Leider haben wir die Hälfte der Show verpasst, weil Andy überzogen hat. Aber naja. Wir haben zumindest einen Eindruck gewonnen und der ist auf jeden Fall positiv.

Autoportante: Szenen einer Ehe
Ein Blick auf die Uhr sagt uns, dass es bereits 18:30 Uhr ist. Also schnell zur nächsten Performance. Es steht das letzte Künstlerduo auf dem Programm, dass wir uns für heute ausgesucht haben. Die Compagnia Autoportante mit ihrem Programm „Fuori al naturale“ soll es sein. Vor der St. Jakobikirche hat sich bereits eine größere Menschenmenge eingefunden. Wir finden aber dennoch einen guten Platz. Auf dem Platz steht vor uns das Drahtseil, auf dem die beiden gleich „Szenen einer Ehe“ aufführen wollen. Und tatsächlich, das erfahren wir nach der Show, sind die beiden miteinander verheiratet und haben ein kleines Kind zusammen. Sind die dargebotenen Szenen also vom Alltag inspiriert? Nun eigentlich ist das relativ nebensächlich, weil es in erster Linie um die Akrobatik geht. Das Tanzen auf dem Seil verlangt absolute Konzentration und volle Körperspannung.

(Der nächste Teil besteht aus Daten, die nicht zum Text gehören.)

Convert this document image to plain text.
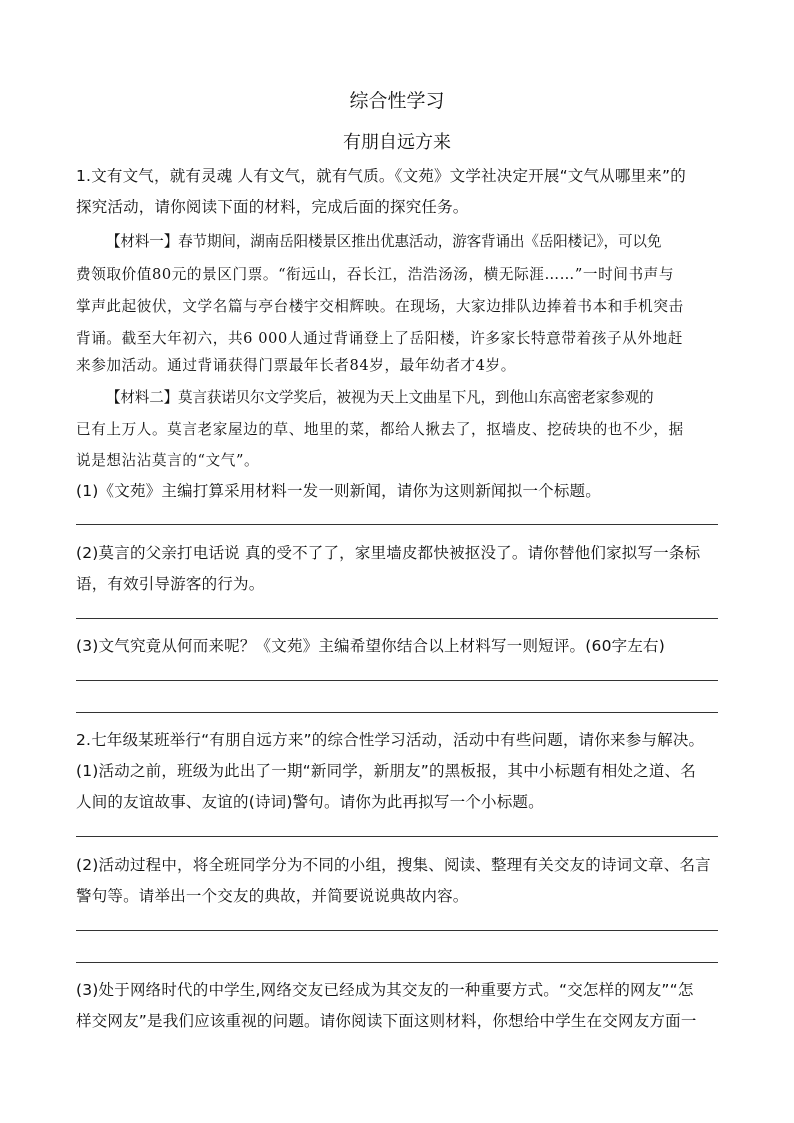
综合性学习
有朋自远方来
1.文有文气，就有灵魂 人有文气，就有气质。《文苑》文学社决定开展“文气从哪里来”的
探究活动，请你阅读下面的材料，完成后面的探究任务。
【材料一】春节期间，湖南岳阳楼景区推出优惠活动，游客背诵出《岳阳楼记》，可以免
费领取价值80元的景区门票。“衔远山，吞长江，浩浩汤汤，横无际涯……”一时间书声与
掌声此起彼伏，文学名篇与亭台楼宇交相辉映。在现场，大家边排队边捧着书本和手机突击
背诵。截至大年初六，共6 000人通过背诵登上了岳阳楼，许多家长特意带着孩子从外地赶
来参加活动。通过背诵获得门票最年长者84岁，最年幼者才4岁。
【材料二】莫言获诺贝尔文学奖后，被视为天上文曲星下凡，到他山东高密老家参观的
已有上万人。莫言老家屋边的草、地里的菜，都给人揪去了，抠墙皮、挖砖块的也不少，据
说是想沾沾莫言的“文气”。
(1)《文苑》主编打算采用材料一发一则新闻，请你为这则新闻拟一个标题。
(2)莫言的父亲打电话说 真的受不了了，家里墙皮都快被抠没了。请你替他们家拟写一条标
语，有效引导游客的行为。
(3)文气究竟从何而来呢？《文苑》主编希望你结合以上材料写一则短评。(60字左右)
2.七年级某班举行“有朋自远方来”的综合性学习活动，活动中有些问题，请你来参与解决。
(1)活动之前，班级为此出了一期“新同学，新朋友”的黑板报，其中小标题有相处之道、名
人间的友谊故事、友谊的(诗词)警句。请你为此再拟写一个小标题。
(2)活动过程中，将全班同学分为不同的小组，搜集、阅读、整理有关交友的诗词文章、名言
警句等。请举出一个交友的典故，并简要说说典故内容。
(3)处于网络时代的中学生,网络交友已经成为其交友的一种重要方式。“交怎样的网友”“怎
样交网友”是我们应该重视的问题。请你阅读下面这则材料，你想给中学生在交网友方面一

Die beiden sind ein eingespieltes Team und trotz des angestrengten Gesichtsausdrucks wird deutlich, dass Ihnen die Darbietung auch Spaß macht.

Höhepunkte der Show sind der Spagat von Emma Edvige Ungaro, der Spreizsprung von Damián Elencwajg und der Seiltanz auf hohen Hacken. Chapeau!

Wir jedenfalls fühlten uns am heutigen Tag bestens unterhalten und hatten einen wirklich schönen Nachmittag. Und ja, das Duo Spontano hat somit recht behalten. Das macht Spaß und gute Laune. Wir freuen uns schon auf den Pflasterzauber im nächsten Jahr.